В 2013 году 19 апреля, через 16 лет после полёта «Бион-11», был запущен спутник «Бион-М1», он провёл на орбите в автономном режиме ровно месяц и вернулся на Землю 19 мая. На борту находились мыши лабораторной линии С57Ы/6, монгольские песчанки, ящерицы-гекконы, рыбы, пресноводные и виноградные улитки, личинки жука-древоточца, микроорганизмы, водоросли, лишайники и некоторые высшие растения. После приземления объекты опыта сразу же транспортировали в Институт медико-биологических проблем РАН, где учёные взяли все необходимые данные и провели эксперименты in vivo и in vitro. Их интересовали, прежде всего, данные адаптации различных систем организма к условиям невесомости и реадаптации к земной гравитации. 
 
Основные усилия были сфокусированы на исследовании реакций сенсомоторной и нервной, а также опорно-двигательной, сердечно-сосудистой и иммунной систем. Над проектом работали специалисты из 70 научных и образовательных учреждений России, а также некоторые зарубежные учёные.«Наш институт оказался задействованным в «Бион-М1» в некоторой степени случайно, — комментирует научный сотрудник Лаборатории нейрогеномики поведения ФИЦ «Институт цитологии и генетики СО РАН» кандидат биологических наук Антон Сергеевич Цыбко. — Была нужна лаборатория, которая могла бы исследовать молекулярные изменения, происходящие в мозге в ходе длительного полёта. Организаторов проекта интересовали именно моноаминергические системы, так как это в приложении к микрогравитации практически не изучено. Последние работы по уровню норадреналина и серотонина в космических полётах были сделаны в 80-х годах».
 
Исследования мозга предполагалось проводить на мышах лабораторной линии С57Ы/6 и монгольских песчанках. Учёный отмечает, что за последние годы экспериментов с животными на орбите было осуществлено, на удивление, мало, и они не отличались либо длительностью, либо результативностью. Например, Европейское космическое агентство сделало опыт на 8-ми мышах, из которых выжило только трое (2 — трансгенных, 1 — дикого типа). В такой ситуации ни о какой статистической значимости говорить не приходится, результаты даже самими исследователями ставятся под вопрос, потому что трудно их интерпретировать. В других опытах пребывание животных на орбите ограничивалось максимум неделей-двумя.  
 
К тому же, до проекта «Бион-М1», в космосе почему-то очень мало работали с мышами лабораторной линии С57Ы/6, хотя она является самой распространённой в биологических опытах и полученные на ней данные потом удобно сравнивать с «земными».
 

Анатомия и физиология мыши во многом такая же, как у нас, к тому же её геном на 99% совпадает с геномом человека.

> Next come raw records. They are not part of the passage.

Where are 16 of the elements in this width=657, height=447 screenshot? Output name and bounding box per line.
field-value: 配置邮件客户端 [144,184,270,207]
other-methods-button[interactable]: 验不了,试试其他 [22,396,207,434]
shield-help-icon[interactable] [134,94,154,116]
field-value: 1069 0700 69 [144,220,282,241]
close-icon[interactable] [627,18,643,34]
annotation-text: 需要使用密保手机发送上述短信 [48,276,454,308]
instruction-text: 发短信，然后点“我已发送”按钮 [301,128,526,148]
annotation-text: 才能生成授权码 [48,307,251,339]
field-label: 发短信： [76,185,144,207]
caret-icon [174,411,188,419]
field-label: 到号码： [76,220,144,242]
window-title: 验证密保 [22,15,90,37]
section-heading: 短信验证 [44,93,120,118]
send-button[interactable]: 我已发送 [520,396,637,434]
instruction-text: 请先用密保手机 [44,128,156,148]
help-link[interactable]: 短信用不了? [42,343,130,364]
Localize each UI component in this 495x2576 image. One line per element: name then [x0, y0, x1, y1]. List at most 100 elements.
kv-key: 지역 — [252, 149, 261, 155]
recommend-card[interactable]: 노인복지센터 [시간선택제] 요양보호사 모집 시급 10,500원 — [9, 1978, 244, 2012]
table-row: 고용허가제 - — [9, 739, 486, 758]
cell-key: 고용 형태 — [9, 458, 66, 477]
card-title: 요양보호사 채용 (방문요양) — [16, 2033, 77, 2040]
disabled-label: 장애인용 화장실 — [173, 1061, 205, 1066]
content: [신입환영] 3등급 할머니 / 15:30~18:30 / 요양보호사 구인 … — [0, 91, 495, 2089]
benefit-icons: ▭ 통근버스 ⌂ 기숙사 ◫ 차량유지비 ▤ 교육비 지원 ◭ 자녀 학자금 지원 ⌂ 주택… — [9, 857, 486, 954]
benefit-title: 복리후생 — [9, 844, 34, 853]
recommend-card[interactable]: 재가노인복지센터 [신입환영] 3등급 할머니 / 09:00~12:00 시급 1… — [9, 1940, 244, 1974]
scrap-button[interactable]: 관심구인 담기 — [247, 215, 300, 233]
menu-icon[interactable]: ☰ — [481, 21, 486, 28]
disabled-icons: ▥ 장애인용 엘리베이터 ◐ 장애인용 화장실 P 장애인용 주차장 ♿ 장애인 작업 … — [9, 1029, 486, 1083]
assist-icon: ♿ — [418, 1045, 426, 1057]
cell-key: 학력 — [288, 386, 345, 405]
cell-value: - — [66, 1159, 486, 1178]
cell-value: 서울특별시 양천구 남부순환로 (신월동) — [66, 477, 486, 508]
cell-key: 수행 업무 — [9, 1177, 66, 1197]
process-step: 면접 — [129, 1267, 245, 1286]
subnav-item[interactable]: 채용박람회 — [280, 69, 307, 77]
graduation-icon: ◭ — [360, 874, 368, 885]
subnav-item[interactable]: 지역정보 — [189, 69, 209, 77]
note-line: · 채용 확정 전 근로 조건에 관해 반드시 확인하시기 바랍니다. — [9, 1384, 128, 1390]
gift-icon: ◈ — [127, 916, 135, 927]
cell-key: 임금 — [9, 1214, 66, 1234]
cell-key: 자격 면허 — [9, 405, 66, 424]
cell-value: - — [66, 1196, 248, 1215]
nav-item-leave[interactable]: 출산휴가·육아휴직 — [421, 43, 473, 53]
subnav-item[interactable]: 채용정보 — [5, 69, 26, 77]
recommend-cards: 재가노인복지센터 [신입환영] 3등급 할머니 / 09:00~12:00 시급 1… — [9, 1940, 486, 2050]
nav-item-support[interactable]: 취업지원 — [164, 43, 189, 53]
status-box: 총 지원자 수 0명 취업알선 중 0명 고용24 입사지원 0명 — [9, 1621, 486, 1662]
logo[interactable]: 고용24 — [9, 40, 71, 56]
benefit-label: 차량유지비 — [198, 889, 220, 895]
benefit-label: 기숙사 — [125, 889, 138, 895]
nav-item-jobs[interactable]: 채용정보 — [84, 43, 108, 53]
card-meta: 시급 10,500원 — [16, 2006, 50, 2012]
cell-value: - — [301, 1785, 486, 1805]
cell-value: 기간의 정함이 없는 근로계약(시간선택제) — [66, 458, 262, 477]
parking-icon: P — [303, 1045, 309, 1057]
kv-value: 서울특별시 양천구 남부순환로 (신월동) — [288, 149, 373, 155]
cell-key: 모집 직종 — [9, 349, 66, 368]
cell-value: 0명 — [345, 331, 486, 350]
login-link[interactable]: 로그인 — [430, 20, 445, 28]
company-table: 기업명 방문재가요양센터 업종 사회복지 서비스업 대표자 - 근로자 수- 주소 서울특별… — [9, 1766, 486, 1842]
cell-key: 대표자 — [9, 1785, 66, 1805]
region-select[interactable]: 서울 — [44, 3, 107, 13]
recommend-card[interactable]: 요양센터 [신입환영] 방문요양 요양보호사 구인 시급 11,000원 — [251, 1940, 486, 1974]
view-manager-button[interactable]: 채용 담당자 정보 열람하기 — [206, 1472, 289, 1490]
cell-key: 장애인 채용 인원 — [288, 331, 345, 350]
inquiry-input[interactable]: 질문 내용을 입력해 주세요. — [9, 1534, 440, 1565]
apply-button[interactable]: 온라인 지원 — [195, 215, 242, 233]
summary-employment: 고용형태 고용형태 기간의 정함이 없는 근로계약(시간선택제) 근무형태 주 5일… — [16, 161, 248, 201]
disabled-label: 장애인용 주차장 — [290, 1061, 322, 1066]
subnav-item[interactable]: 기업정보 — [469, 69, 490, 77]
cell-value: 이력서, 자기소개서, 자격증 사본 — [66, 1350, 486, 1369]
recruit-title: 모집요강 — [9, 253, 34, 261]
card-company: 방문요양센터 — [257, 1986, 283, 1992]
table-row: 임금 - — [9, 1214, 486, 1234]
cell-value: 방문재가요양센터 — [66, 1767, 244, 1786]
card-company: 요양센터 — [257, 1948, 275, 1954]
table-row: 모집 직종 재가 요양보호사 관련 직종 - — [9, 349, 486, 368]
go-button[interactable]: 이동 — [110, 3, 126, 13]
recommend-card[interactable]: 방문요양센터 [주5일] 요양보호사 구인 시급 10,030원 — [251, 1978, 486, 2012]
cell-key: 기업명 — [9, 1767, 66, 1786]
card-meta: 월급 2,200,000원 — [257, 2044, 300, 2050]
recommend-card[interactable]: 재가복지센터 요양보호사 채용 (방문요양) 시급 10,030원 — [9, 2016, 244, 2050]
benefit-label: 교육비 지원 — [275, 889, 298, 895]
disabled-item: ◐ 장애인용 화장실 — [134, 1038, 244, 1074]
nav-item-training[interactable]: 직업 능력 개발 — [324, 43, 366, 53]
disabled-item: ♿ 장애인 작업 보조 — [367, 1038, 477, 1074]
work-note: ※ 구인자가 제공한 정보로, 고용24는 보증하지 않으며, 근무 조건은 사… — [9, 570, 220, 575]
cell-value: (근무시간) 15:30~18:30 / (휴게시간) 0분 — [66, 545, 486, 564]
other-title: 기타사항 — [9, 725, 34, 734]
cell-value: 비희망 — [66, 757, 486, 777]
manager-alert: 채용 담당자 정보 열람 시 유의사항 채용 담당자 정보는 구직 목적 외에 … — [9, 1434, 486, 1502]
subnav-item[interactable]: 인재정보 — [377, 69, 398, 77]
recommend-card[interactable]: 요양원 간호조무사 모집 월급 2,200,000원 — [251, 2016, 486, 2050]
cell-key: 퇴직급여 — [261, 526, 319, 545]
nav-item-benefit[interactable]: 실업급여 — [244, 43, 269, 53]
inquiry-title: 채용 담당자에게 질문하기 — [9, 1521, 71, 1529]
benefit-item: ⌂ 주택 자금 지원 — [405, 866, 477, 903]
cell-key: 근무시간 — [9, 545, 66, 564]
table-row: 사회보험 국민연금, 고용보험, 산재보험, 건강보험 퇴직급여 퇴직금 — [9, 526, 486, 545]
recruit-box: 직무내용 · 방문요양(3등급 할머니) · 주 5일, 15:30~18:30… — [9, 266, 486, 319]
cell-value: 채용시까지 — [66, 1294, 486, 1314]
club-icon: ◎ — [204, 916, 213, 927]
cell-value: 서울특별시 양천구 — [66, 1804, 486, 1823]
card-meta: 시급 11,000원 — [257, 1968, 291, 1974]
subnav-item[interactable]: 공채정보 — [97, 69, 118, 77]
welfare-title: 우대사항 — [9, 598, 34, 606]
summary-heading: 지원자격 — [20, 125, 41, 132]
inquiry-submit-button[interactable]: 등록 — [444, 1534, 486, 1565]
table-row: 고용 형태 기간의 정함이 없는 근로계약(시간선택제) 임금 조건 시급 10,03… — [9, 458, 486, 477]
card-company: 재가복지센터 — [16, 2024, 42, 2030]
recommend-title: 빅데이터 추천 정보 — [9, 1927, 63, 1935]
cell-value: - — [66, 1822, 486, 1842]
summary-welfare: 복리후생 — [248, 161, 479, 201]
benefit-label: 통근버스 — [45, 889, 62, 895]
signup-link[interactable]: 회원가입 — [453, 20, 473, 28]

Поэтому линейные мыши являются наиболее подходящими объектами для изучения механизмов адаптации к невесомости на генном, протеомном и клеточном уровнях.

 
Другая важная черта эксперимента: в этом полёте впервые были исследованы самцы (как правило, на орбиту запускают самок, поскольку внутривидовых конфликтов между ними значительно меньше, тогда как на Земле подопытными чаще всего выступают животные мужского пола).
 
Из 45 отправленных в космос мышей живыми вернулись 26. Песчанки, к сожалению, умерли все. Основная причина смертности: сбои в системе автоматической подачи пищи, также несколько особей погибло из-за  попадания в движущиеся части кормушки и конфликтов внутри группы (последнего старались избежать, сажая мышей в клетки по трое и тестируя их на толерантность друг к другу ещё здесь, на Земле, однако все предвидеть нереально). Но даже оставшиеся 26 животных представляют собой неплохую статистическую выборку.
 
Для того чтобы понять: наблюдаемые эффекты являются результатом пребывания в космосе или они могли быть вызваны стрессом либо чем-то ещё, через три месяца после полёта учёные повторили этот эксперимент на Земле. Взяли мышей той же линии, того же возраста и веса и поместили их в те же самые автоматические камеры — все условия были абсолютно идентичны опыту на «Бион-М1», кроме одного — здесь не было невесомости. Эксперимент показал, полученные изменения — 100% эффект космического полёта. 
 
«Самые интересные из полученных на данных касаются дофаминовой системы. Мы увидели, что экспрессия её ключевых генов снижается после месяца нахождения на орбите, — рассказывает Антон Цыбко. — Это результат, с одной стороны, интересный, а с другой — в некоторой степени тревожный. Он говорит  о том, что дофаминовая система мозга, которая в норме отвечает за тонкую координацию действий, и вообще — за контроль движений, как бы деградирует. В долгосрочной перспективе подобное изменение может привести к развитию паркинсоноподобного состояния. Потому что, если у вас уменьшается экспрессия фермента, синтезирующего дофамин, то снижается и уровень самого нейромедиатора, и в конечном итоге развивается двигательный дефицит».
 

Функции дофаминовой системы можно разделить на два направления. Первое — это положительное подкрепление, играющее немалую роль в контроле нашего поведения. Любой позитив в нашей жизни подтверждается этим моноамином — он участвует и в обучении, и в наркотической зависимости (наркотики восполняют его естественный дефицит, либо приводят к повышенной продуцируемости), и вообще является основным нейромедиатором удовольствия. Вторая важная функция этой системы — контроль движения. Большая проекционная область дофаминовых нейронов находится в стриатуме — структуре, которая отвечает и а координацию, и за мелкую моторику. Когда развивается болезнь Паркинсона, умирают нейроны, возникает серьёзный дефицит дофамина, и развиваются все негативные симптомы болезни, при которых человек не может контролировать свои движения. В ряде случаев у страдающих этим недугом развивается слабоумие. Также негативное воздействие оказывается и на память.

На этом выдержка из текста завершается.